• Jelajahi

    Copyright © LIPUTAN KUDUS
    Best Viral Premium Blogger Templates

    Iklan

    Menu Bawah

    Janji Lolos Kerja di RSUD, Pria di Kudus Berakhir di Balik Jeruji

    LIPUTAN KUDUS 2
    2/11/26, 21:22 WIB Last Updated 2026-02-11T14:23:03Z

    Liputankudus.id. Kudus - Kasus dugaan penipuan dengan modus janji memasukkan kerja di sebuah rumah sakit di Kabupaten Kudus memasuki babak baru. 



    Satreskrim Polres Kudus menahan seorang pria berinisial SB (54) setelah ditetapkan sebagai tersangka. Akibat perbuatannya, korban mengalami kerugian total Rp 25 juta.


    Kapolres Kudus AKBP Heru Dwi Purnomo mengatakan penanganan perkara ini merupakan tindak lanjut laporan korban yang diterima pada 26 Januari 2026.
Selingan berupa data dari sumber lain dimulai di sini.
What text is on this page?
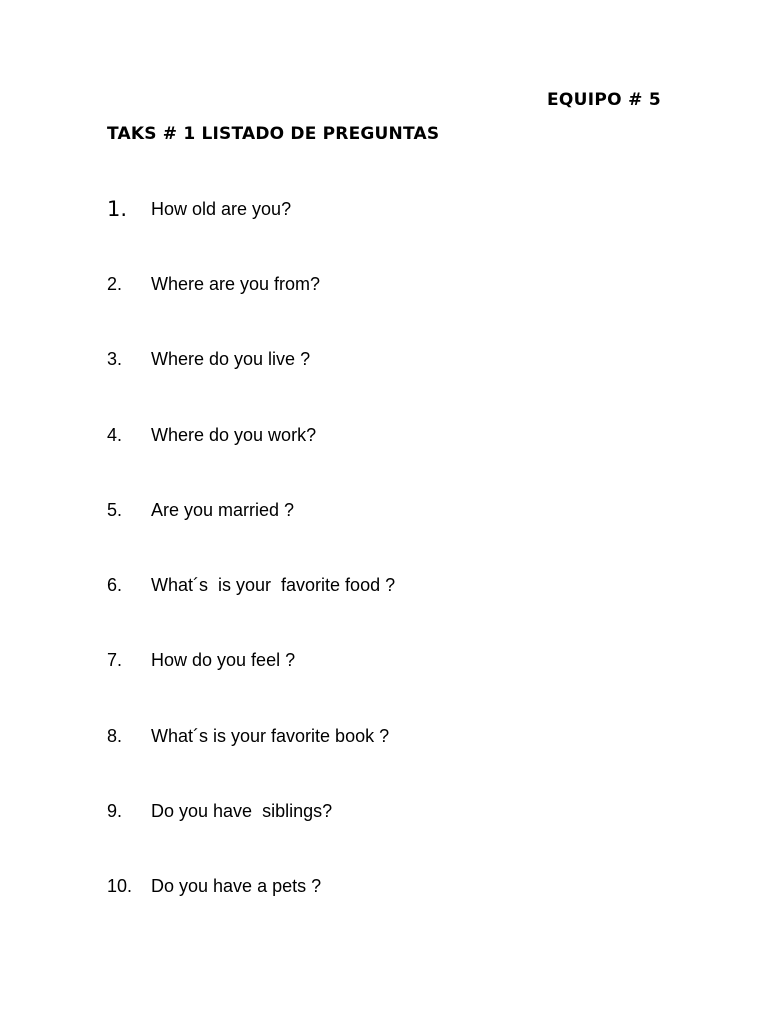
EQUIPO # 5
TAKS # 1 LISTADO DE PREGUNTAS
1. How old are you?
2. Where are you from?
3. Where do you live ?
4. Where do you work?
5. Are you married ?
6. What´s  is your  favorite food ?
7. How do you feel ?
8. What´s is your favorite book ?
9. Do you have  siblings?
10. Do you have a pets ?
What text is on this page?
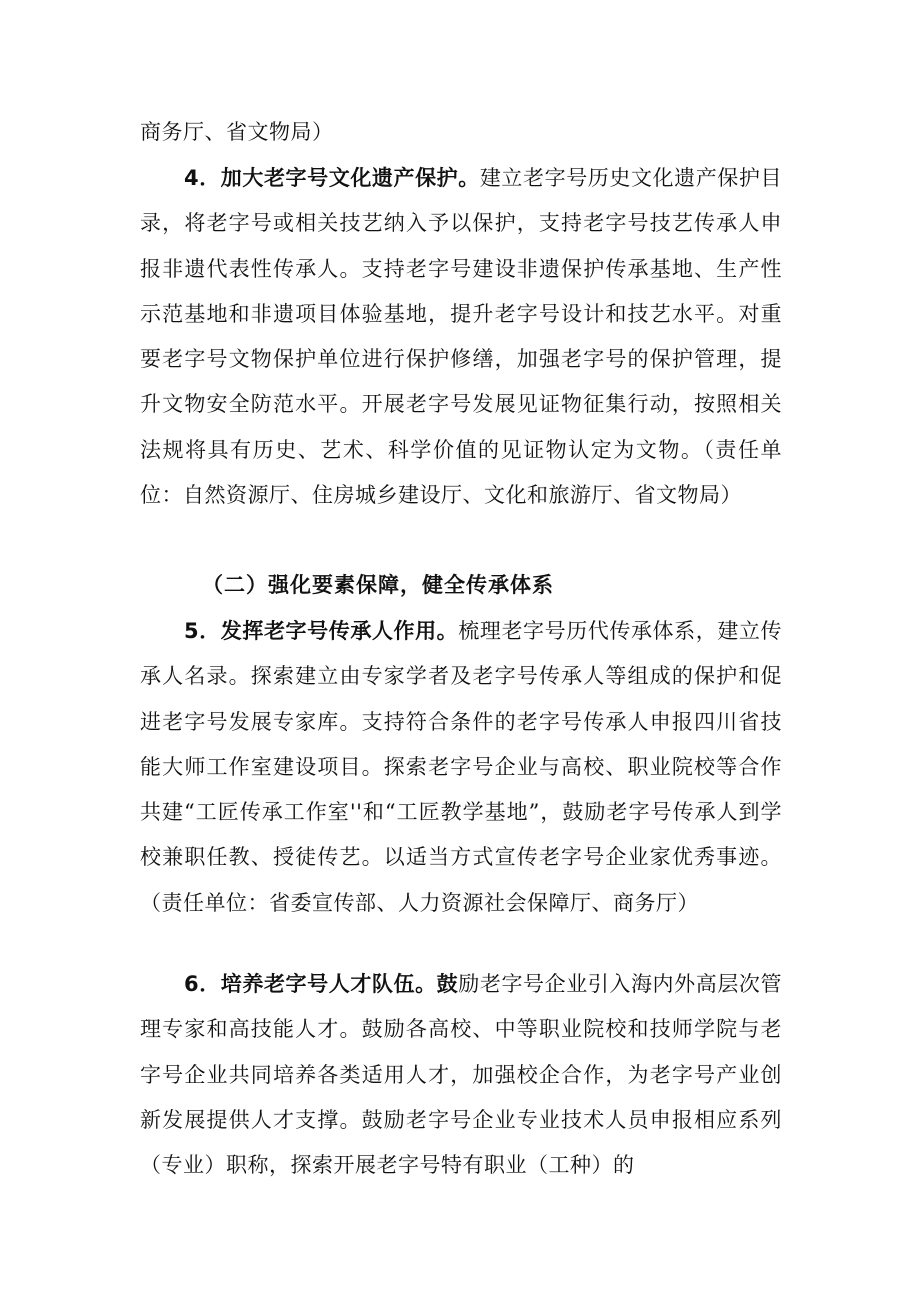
商务厅、省文物局）

4．加大老字号文化遗产保护。建立老字号历史文化遗产保护目录，将老字号或相关技艺纳入予以保护，支持老字号技艺传承人申报非遗代表性传承人。支持老字号建设非遗保护传承基地、生产性示范基地和非遗项目体验基地，提升老字号设计和技艺水平。对重要老字号文物保护单位进行保护修缮，加强老字号的保护管理，提升文物安全防范水平。开展老字号发展见证物征集行动，按照相关法规将具有历史、艺术、科学价值的见证物认定为文物。（责任单位：自然资源厅、住房城乡建设厅、文化和旅游厅、省文物局）

（二）强化要素保障，健全传承体系

5．发挥老字号传承人作用。梳理老字号历代传承体系，建立传承人名录。探索建立由专家学者及老字号传承人等组成的保护和促进老字号发展专家库。支持符合条件的老字号传承人申报四川省技能大师工作室建设项目。探索老字号企业与高校、职业院校等合作共建“工匠传承工作室''和“工匠教学基地”，鼓励老字号传承人到学校兼职任教、授徒传艺。以适当方式宣传老字号企业家优秀事迹。（责任单位：省委宣传部、人力资源社会保障厅、商务厅）

6．培养老字号人才队伍。鼓励老字号企业引入海内外高层次管理专家和高技能人才。鼓励各高校、中等职业院校和技师学院与老字号企业共同培养各类适用人才，加强校企合作，为老字号产业创新发展提供人才支撑。鼓励老字号企业专业技术人员申报相应系列（专业）职称，探索开展老字号特有职业（工种）的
    “Setelah dilakukan serangkaian penyelidikan, pemeriksaan saksi, serta gelar perkara, SB kami tetapkan sebagai tersangka dan saat ini telah dilakukan penahanan,” ujar AKBP Heru pada Rabu (11/2) malam. 


    Kapolres menjelaskan, peristiwa ini bermula pada 5 Mei 2024 saat korban menemui tersangka di rumahnya di Desa Honggosoco, Kecamatan Jekulo, Kudus, setelah mendapatkan informasi bahwa tersangka dapat membantu proses masuk kerja di RSUD.



    Dalam beberapa kali pertemuan, tersangka meminta uang dengan dalih biaya pengurusan. Korban menyerahkan uang secara bertahap, yakni Rp 10 juta, kemudian Rp 5 juta, dan terakhir Rp 10 juta. Seluruh transaksi tersebut dilengkapi kwitansi yang dibuat oleh tersangka.


    Untuk meyakinkan korban, lanjut AKBP Heru, SB mengaku memiliki kedekatan dengan sejumlah pihak, termasuk anggota DPRD. Janji tersebut membuat korban percaya dan berharap bisa segera diterima bekerja.


    "Hingga batas waktu yang dijanjikan, pekerjaan tak pernah terealisasi. Korban pun merasa tertipu dan akhirnya melapor ke polres kudus," ungkap Kapolres. 


    "Dari hasil pemeriksaan, uang yang diterima ini digunakan untuk kepentinganpribadi tersangka," imbuhnya. 


    Selain menetapkan tersangka dan melakukan penahanan, penyidik juga mengamankan barang bukti berupa kwitansi penyerahan uang, rekaman percakapan, serta surat keterangan dari RSUD.


    Sementara itu, Kanit Tipikor Satreskrim Polres Kudus Iptu Arief Gunawan menambahkan, korban dalam perkara ini merupakan warga Kabupaten Jepara berinisial UA (28). Korban mengaku sudah dijanjikan bisa bekerja di RSUD sejak tahun 2024.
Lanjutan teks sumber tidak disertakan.